Зверь дышит - Николай Байтов
Шрифт:
Интервал:
Закладка:
Две кумушки стоят посреди улицы, беседуют. Прошли их. Вдруг Света встрепенулась. Пописать — забыла. Где? — Надо было там! Вернёмся. — Мимо них? — (мне не хочется). Она, не слушая, бежит назад. Я не могу оставить её, плетусь следом, — выполнять свою участь: стоять на стрёме. Минуем опять кумушек. Во двор зашла, схватила с верёвки брюки, бросила в корыто и присела поверх них: обоссала. Позже мы узнали, что эти брюки были не Кошелева, а какого-то ещё другого художника (нам это пояснили в Ростове).

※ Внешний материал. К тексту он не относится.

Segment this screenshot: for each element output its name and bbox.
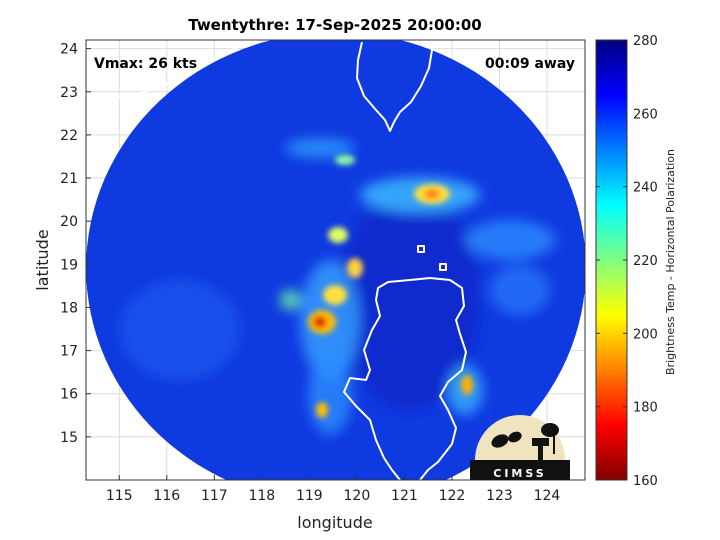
colorbar-label: Brightness Temp - Horizontal Polarizatio… bbox=[664, 149, 677, 375]
colorbar-tick-label: 260 bbox=[633, 107, 658, 122]
x-tick-label: 124 bbox=[534, 488, 561, 504]
x-tick-label: 118 bbox=[248, 488, 275, 504]
plot-frame bbox=[85, 39, 586, 481]
x-tick-label: 119 bbox=[296, 488, 323, 504]
y-tick-label: 17 bbox=[60, 344, 78, 360]
y-tick-label: 16 bbox=[60, 387, 78, 403]
x-tick-label: 122 bbox=[439, 488, 466, 504]
colorbar-tick-label: 280 bbox=[633, 34, 658, 49]
time-away-label: 00:09 away bbox=[485, 56, 575, 72]
coastline-china bbox=[86, 40, 256, 104]
y-tick-label: 23 bbox=[60, 85, 78, 101]
coastlines bbox=[86, 40, 467, 480]
colorbar-scale bbox=[595, 39, 628, 481]
coastline-taiwan bbox=[356, 40, 433, 132]
y-tick-label: 19 bbox=[60, 257, 78, 273]
chart-title: Twentythre: 17-Sep-2025 20:00:00 bbox=[188, 16, 482, 34]
y-axis-ticks: 15 16 17 18 19 20 21 22 23 24 bbox=[60, 42, 91, 446]
x-tick-label: 123 bbox=[486, 488, 513, 504]
cimss-logo: CIMSS bbox=[470, 415, 570, 480]
y-tick-label: 15 bbox=[60, 430, 78, 446]
coastline-islet-1 bbox=[417, 245, 425, 253]
x-tick-label: 121 bbox=[391, 488, 418, 504]
x-tick-label: 116 bbox=[153, 488, 180, 504]
colorbar-tick-label: 220 bbox=[633, 254, 658, 269]
y-tick-label: 20 bbox=[60, 214, 78, 230]
colorbar-tick-label: 240 bbox=[633, 181, 658, 196]
colorbar-tick-label: 160 bbox=[633, 474, 658, 489]
colorbar-tick-label: 200 bbox=[633, 327, 658, 342]
logo-text: CIMSS bbox=[493, 467, 546, 480]
y-axis-label: latitude bbox=[33, 229, 52, 290]
x-tick-label: 115 bbox=[106, 488, 133, 504]
y-tick-label: 24 bbox=[60, 42, 78, 58]
coastline-luzon bbox=[343, 277, 467, 480]
colorbar-ticks: 160 180 200 220 240 260 280 bbox=[596, 34, 658, 489]
imagery-swath bbox=[86, 40, 585, 480]
coastline-islet-2 bbox=[439, 263, 447, 271]
y-tick-label: 18 bbox=[60, 300, 78, 316]
y-tick-label: 21 bbox=[60, 171, 78, 187]
y-tick-label: 22 bbox=[60, 128, 78, 144]
colorbar: 160 180 200 220 240 260 280 Brightness Temp - … bbox=[595, 34, 677, 489]
x-tick-label: 117 bbox=[201, 488, 228, 504]
x-tick-label: 120 bbox=[344, 488, 371, 504]
colorbar-tick-label: 180 bbox=[633, 401, 658, 416]
x-axis-label: longitude bbox=[297, 513, 372, 532]
vmax-label: Vmax: 26 kts bbox=[94, 56, 197, 72]
x-axis-ticks: 115 116 117 118 119 120 121 122 123 124 bbox=[106, 475, 561, 504]
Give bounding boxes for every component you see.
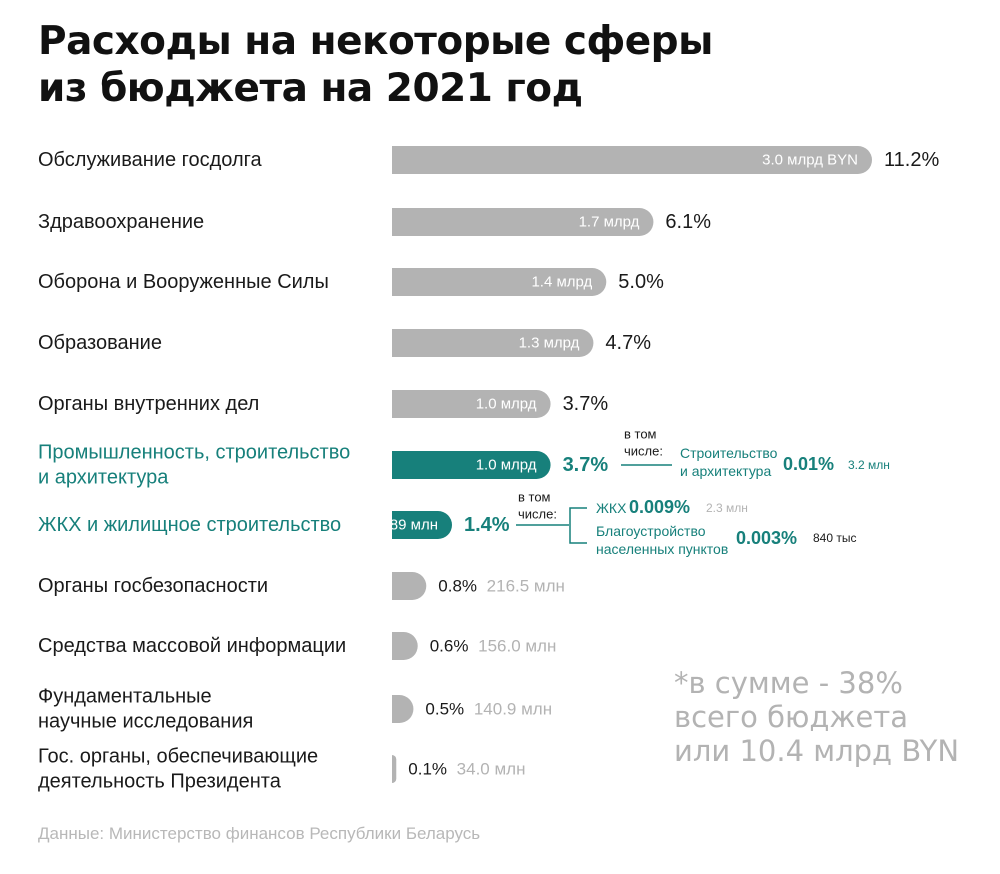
breakdown-item-value: 0.003%	[736, 528, 797, 548]
bar-amount-label: 1.7 млрд	[579, 214, 640, 231]
bar-value-label: 0.1%	[408, 760, 447, 779]
category-label: ЖКХ и жилищное строительство	[38, 514, 341, 536]
category-label: Оборона и Вооруженные Силы	[38, 271, 329, 293]
bar-value-label: 3.7%	[563, 454, 609, 476]
chart-title: Расходы на некоторые сферы из бюджета на…	[38, 18, 713, 112]
bar	[392, 208, 654, 236]
total-note-line-2: всего бюджета	[674, 700, 909, 734]
chart-title-line-2: из бюджета на 2021 год	[38, 66, 583, 111]
chart-title-line-1: Расходы на некоторые сферы	[38, 19, 713, 64]
category-label: и архитектура	[38, 467, 169, 489]
bar	[392, 755, 397, 783]
breakdown-intro-label: в том	[624, 427, 657, 442]
bar-value-label: 0.8%	[438, 577, 477, 596]
breakdown-item-amount: 840 тыс	[813, 531, 856, 545]
bar-amount-label: 1.4 млрд	[531, 274, 592, 291]
bar-amount-label: 156.0 млн	[478, 637, 556, 656]
bar	[392, 451, 551, 479]
category-label: Органы госбезопасности	[38, 575, 268, 597]
breakdown-item-value: 0.009%	[629, 497, 690, 517]
breakdown-intro-label: числе:	[518, 507, 557, 522]
bar	[392, 511, 452, 539]
bar-amount-label: 216.5 млн	[487, 577, 565, 596]
total-note-line-3: или 10.4 млрд BYN	[674, 734, 960, 768]
total-note-line-1: *в сумме - 38%	[674, 666, 903, 700]
breakdown-item-label: Благоустройство	[596, 523, 706, 539]
breakdown-item-label: ЖКХ	[596, 500, 627, 516]
source-note: Данные: Министерство финансов Республики…	[38, 824, 481, 843]
category-label: Здравоохранение	[38, 211, 204, 233]
bar-amount-label: 140.9 млн	[474, 700, 552, 719]
breakdown-item-label: Строительство	[680, 445, 778, 461]
bar	[392, 390, 551, 418]
category-label: научные исследования	[38, 711, 253, 733]
total-note: *в сумме - 38% всего бюджета или 10.4 мл…	[674, 666, 959, 768]
category-label: Органы внутренних дел	[38, 393, 259, 415]
bar	[392, 695, 414, 723]
bar	[392, 146, 872, 174]
bar-value-label: 6.1%	[665, 211, 711, 233]
category-label: Образование	[38, 332, 162, 354]
bar	[392, 572, 427, 600]
bar-amount-label: 1.0 млрд	[476, 457, 537, 474]
bar-value-label: 5.0%	[618, 271, 664, 293]
category-label: деятельность Президента	[38, 771, 282, 793]
breakdown-item-label: и архитектура	[680, 463, 771, 479]
breakdown-item-value: 0.01%	[783, 454, 834, 474]
category-label: Гос. органы, обеспечивающие	[38, 746, 318, 768]
bar-amount-label: 389 млн	[381, 517, 438, 534]
bar-value-label: 11.2%	[884, 149, 939, 171]
breakdown-connector	[569, 507, 587, 544]
bar-amount-label: 34.0 млн	[457, 760, 526, 779]
bar-amount-label: 1.3 млрд	[519, 335, 580, 352]
bar-value-label: 0.6%	[430, 637, 469, 656]
category-label: Средства массовой информации	[38, 635, 346, 657]
bar	[392, 268, 607, 296]
bar-value-label: 4.7%	[605, 332, 651, 354]
bar-value-label: 3.7%	[563, 393, 609, 415]
breakdown-intro-label: числе:	[624, 444, 663, 459]
breakdown-intro-label: в том	[518, 490, 551, 505]
bar-value-label: 0.5%	[425, 700, 464, 719]
bar	[392, 329, 594, 357]
category-label: Фундаментальные	[38, 686, 212, 708]
breakdown-item-label: населенных пунктов	[596, 541, 728, 557]
bar-amount-label: 3.0 млрд BYN	[762, 152, 858, 169]
bar-value-label: 1.4%	[464, 514, 510, 536]
category-label: Промышленность, строительство	[38, 442, 350, 464]
breakdown-item-amount: 3.2 млн	[848, 458, 890, 472]
bar	[392, 632, 418, 660]
category-label: Обслуживание госдолга	[38, 149, 263, 171]
bar-amount-label: 1.0 млрд	[476, 396, 537, 413]
breakdown-item-amount: 2.3 млн	[706, 501, 748, 515]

— Он привезёт её в Москву, усыновит её ребёнка (он давно ребёнка хотел). И будет её пиарить. У него есть связи, я знаю. Пятидесятилетний старец будет устраивать карьеру двадцатитрёхлетней девахе, которая ноль в художестве… И всё это — чтобы унизить меня. Чтобы я подохла. И чтобы ты подох со мной вместе. Он сначала хотел, чтобы я бросила тебя, и ты умер от тоски и унижения. А потом уже он расправился бы со мной — без твоей поддержки. Такой человек…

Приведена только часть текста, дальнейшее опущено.